CEOのジェフ・ベゾスは当初から、税金を出来るだけ支払わなくて済むようなスキームを追求していたそうです。

そのため、今はルクセンブルクがアマゾンの節税拠点になっており、利益を追求する起業家としては当たり前の行為ですが、米国の税務当局からの追求は当然あるようです。

が、もはやそのスキームが複雑すぎて、一国家がその違法性を追求するのは不可能になっているという記事です。

 

これは、今の時代を表しているなと思いました。

というのも、20世紀は、人、モノ、カネというものが資産となり、重厚長大産業がメインでしたが、

21世紀はIotに代表されるように情報に最も価値が置かれる時代です。

 

そうなると、20世紀は人、モノ、カネはどこかに物理的に置いておく必要がありましたが、情報はサイバー空間なのでリアル社会でどこに置くかという問題がなく、国家が管理しきれないものになっているという訳です。

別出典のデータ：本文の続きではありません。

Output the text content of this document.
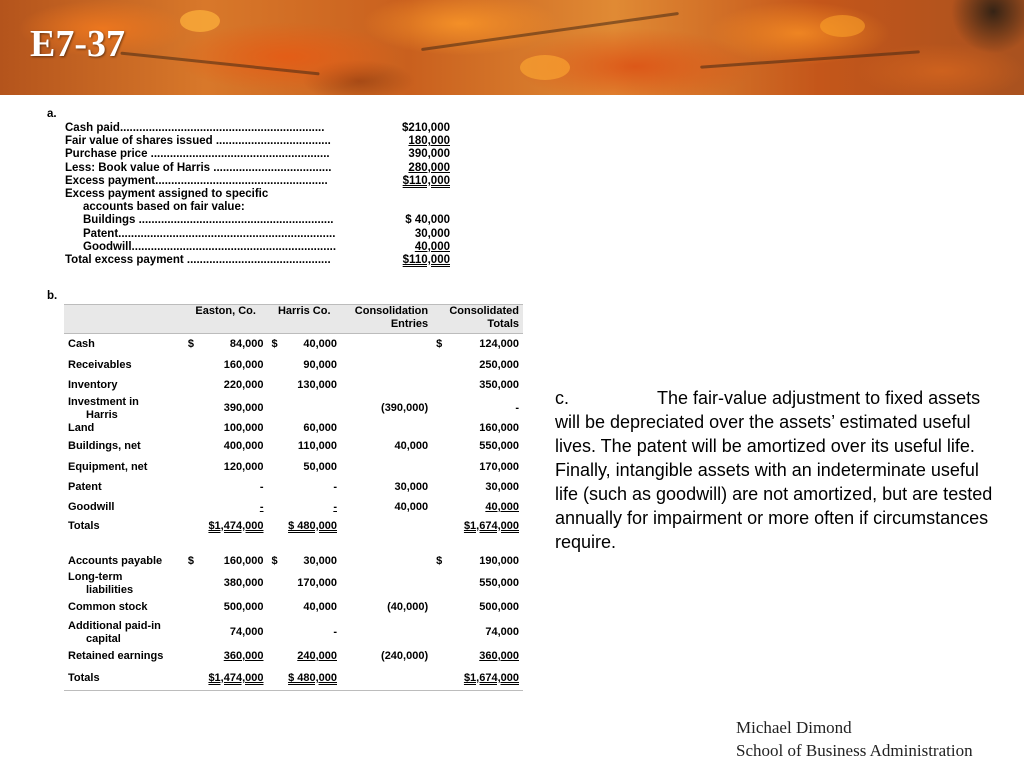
E7-37
a.
Cash paid................................................................	$210,000
Fair value of shares issued ....................................	180,000
Purchase price ........................................................	390,000
Less: Book value of Harris .....................................	280,000
Excess payment......................................................	$110,000
Excess payment assigned to specific
accounts based on fair value:
Buildings .............................................................	$ 40,000
Patent....................................................................	30,000
Goodwill................................................................	40,000
Total excess payment .............................................	$110,000
b.
	Easton, Co.	Harris Co.	Consolidation Entries	Consolidated Totals
Cash	$ 84,000	$ 40,000		$ 124,000

Receivables	160,000	90,000		250,000
Inventory	220,000	130,000		350,000
Investment in
Harris	390,000		(390,000)	-
Land	100,000	60,000		160,000
Buildings, net	400,000	110,000	40,000	550,000
Equipment, net	120,000	50,000		170,000
Patent	-	-	30,000	30,000
Goodwill	-	-	40,000	40,000
Totals	$1,474,000	$ 480,000		$1,674,000

Accounts payable	$ 160,000	$ 30,000		$ 190,000

Long-term
liabilities	380,000	170,000		550,000
Common stock	500,000	40,000	(40,000)	500,000
Additional paid-in
capital	74,000	-		74,000
Retained earnings	360,000	240,000	(240,000)	360,000
Totals	$1,474,000	$ 480,000		$1,674,000
c.	The fair-value adjustment to fixed assets will be depreciated over the assets’ estimated useful lives. The patent will be amortized over its useful life. Finally, intangible assets with an indeterminate useful life (such as goodwill) are not amortized, but are tested annually for impairment or more often if circumstances require.
Michael Dimond
School of Business Administration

で、こういう時代になっても、今までの常識で国家が当然のように徴税をしてこようとする訳ですが、国がアマゾンから税金を多くとるよりも、アマゾンにより多くの利益が残った方が、世界中の人は豊かになるのではと考える次第です。

 

というのも、アマゾンが多額の税金を払う事なく、その利益を再投資に回せるので、我々はより安価に優良なサービスをアマゾンから受ける事が可能になっています。

これが、国に徴収されれば、そのサービスの質は今よりは確実に落ちます(モノの値段が上がるなども含め)。

もしくは、サービスの向上スピードが落ちます。

 

その分、国がアマゾンよりうまくその資金を再投資出来て、国民なり世界を豊かに出来るのであればよいですが、国境なき情報が価値を持つこれからの社会で、今までのように国の方が、国民を豊かに出来るかは疑問が生じます。

 

むしろ、アマゾンや、グーグル、アップルなど世界を代表するような多国籍企業は、税金なんて払わずにそのサービスをより安価に便利にしてくれる方が、国民ひいては世界の人にとって有益ではないかと考えます。

 

貧富の差が益々拡大する中、ベーシックインカムという最低保障の制度が世界の国々で検討されていますが、これを本当に国がやる必要があるのかという事です。

国からお金が支給されなくても、AIなどの技術を進化させてモノの値段が今の半分とかになれば、お金なんてそんな必要なくなるので、そういった観点からは、国の徴税よりも、世界中の人々へのサービス向上を図れる企業の再投資を促すような施策をした方がよいのではと考えます。